Как всегда в это время, по переулку тащится Андрюша Гринблад, мой одноклассник. Его тонкие и как бы мягкие ноги гнутся во все стороны, он не может на них долго стоять даже с палкой – но вот сейчас ему надо дойти из школы домой. Все уже давно вернулись и пообедали, а он одолел только лишь полпути. Каждый шаг по асфальту происходит с диким усилием, в падении, потом он долго стоит, отдыхиваясь, опираясь на палку, и – новый шаг! Сбоку его поддерживает маленькая женщина в черном – его мама. Я уже привык к этой ежедневной картине, почти не реагировал, но тут вдруг сердце сжимается – словно я предал
Андрея. Ведь я на самом деле такой же! Он так ходит из школы и в школу – с мамой. По болезни и еще потому, что по своей робости так и не подружился ни с кем из удалых одноклассников. И я ведь почти такой же, только прячусь под румяной картонной маской. А он не прячется – не может – и переносит все! А я ведь, в сущности, иду в школу так же через силу, как он, почти с таким же отчаянием, несмотря на свои бешеные успехи… а может, как раз из-за них, мучаясь и стыдясь? Я, не отрываясь, гляжу ему вслед, запоминаю наши страдания: мое, крохотное, и огромное – его. Они с мамой медленно скрываются в огромной арке шикарного дома № 10… принадлежавшего раньше, как я узнал, предкам Андрея.

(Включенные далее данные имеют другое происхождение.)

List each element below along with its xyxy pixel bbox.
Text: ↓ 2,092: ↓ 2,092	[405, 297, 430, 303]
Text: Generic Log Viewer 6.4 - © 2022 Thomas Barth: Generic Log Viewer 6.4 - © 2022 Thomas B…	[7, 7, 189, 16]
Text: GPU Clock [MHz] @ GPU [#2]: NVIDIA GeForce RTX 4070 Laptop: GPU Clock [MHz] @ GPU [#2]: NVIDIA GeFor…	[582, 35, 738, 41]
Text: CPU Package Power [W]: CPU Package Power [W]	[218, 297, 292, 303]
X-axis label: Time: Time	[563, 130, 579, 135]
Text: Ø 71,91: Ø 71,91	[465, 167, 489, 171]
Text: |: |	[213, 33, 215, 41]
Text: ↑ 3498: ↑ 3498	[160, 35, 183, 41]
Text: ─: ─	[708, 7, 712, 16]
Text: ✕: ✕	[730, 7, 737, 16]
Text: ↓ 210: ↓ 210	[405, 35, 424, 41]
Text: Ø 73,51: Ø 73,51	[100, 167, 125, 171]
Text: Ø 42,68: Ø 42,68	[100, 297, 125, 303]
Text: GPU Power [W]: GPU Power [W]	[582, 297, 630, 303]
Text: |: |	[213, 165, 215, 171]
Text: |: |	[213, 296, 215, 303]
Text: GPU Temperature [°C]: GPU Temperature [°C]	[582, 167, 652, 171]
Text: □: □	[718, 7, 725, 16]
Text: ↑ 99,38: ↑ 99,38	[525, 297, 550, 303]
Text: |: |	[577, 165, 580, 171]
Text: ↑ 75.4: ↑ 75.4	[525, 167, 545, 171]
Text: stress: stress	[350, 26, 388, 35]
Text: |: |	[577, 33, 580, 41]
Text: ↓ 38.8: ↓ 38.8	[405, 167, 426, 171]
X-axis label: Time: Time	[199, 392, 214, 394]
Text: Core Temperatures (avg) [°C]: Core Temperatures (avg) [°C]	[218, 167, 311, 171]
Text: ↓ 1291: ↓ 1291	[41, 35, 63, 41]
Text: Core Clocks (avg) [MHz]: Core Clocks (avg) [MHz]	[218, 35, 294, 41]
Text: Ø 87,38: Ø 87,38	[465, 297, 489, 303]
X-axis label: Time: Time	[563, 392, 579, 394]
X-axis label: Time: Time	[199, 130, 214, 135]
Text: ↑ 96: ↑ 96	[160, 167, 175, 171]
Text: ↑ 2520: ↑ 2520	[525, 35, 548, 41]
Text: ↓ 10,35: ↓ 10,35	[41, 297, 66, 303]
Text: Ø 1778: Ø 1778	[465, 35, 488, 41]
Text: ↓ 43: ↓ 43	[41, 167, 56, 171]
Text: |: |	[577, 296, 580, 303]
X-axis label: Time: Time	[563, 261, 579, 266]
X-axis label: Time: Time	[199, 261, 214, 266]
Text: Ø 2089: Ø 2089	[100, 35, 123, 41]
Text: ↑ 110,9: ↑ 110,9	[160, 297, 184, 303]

И тут же раздается звонок в дверь. Я вздрагиваю. Я понимаю, конечно, что Андрей Гринблад – ходячее, верней, плохо ходящее угрызение совести – ко мне не придет, хотя я и так его остро чувствую. Это – другое. И я уже знаю что!
– Кто это может быть? – Бабушка удивленно смотрит на ходики.
– Да это со двора ребята, – бормочу я.
– Сказать им, что нету тебя? – говорит проницательная бабушка.
– Не надо…
И я выхожу. Есть школа. А есть еще и двор. И я лихо спускаюсь с друзьями по лестнице. Лихо сплевывая вместе со всеми, стою в их толпе. По отдельности я всех их знаю и даже люблю – умные ребята, дети научных работников, других у нас во дворе почти и нет. С каждым в отдельности можно вести умные душевные разговоры, но когда мы толпой, "шоблой", уличная бацилла мгновенно распространяется среди нас и вместе мы совсем уже не то, что по отдельности. Хоть не выходи во двор! Но отсиживаться нельзя, пропадешь – это я чувствую. Хотя и тут – пропадешь. Куда податься? Снова затевается нечто опасное – как почти всегда, когда мы вместе собираемся! Что же заставляет нас всех делать то, чего мы в отдельности не хотим и боимся? Интересный вопрос!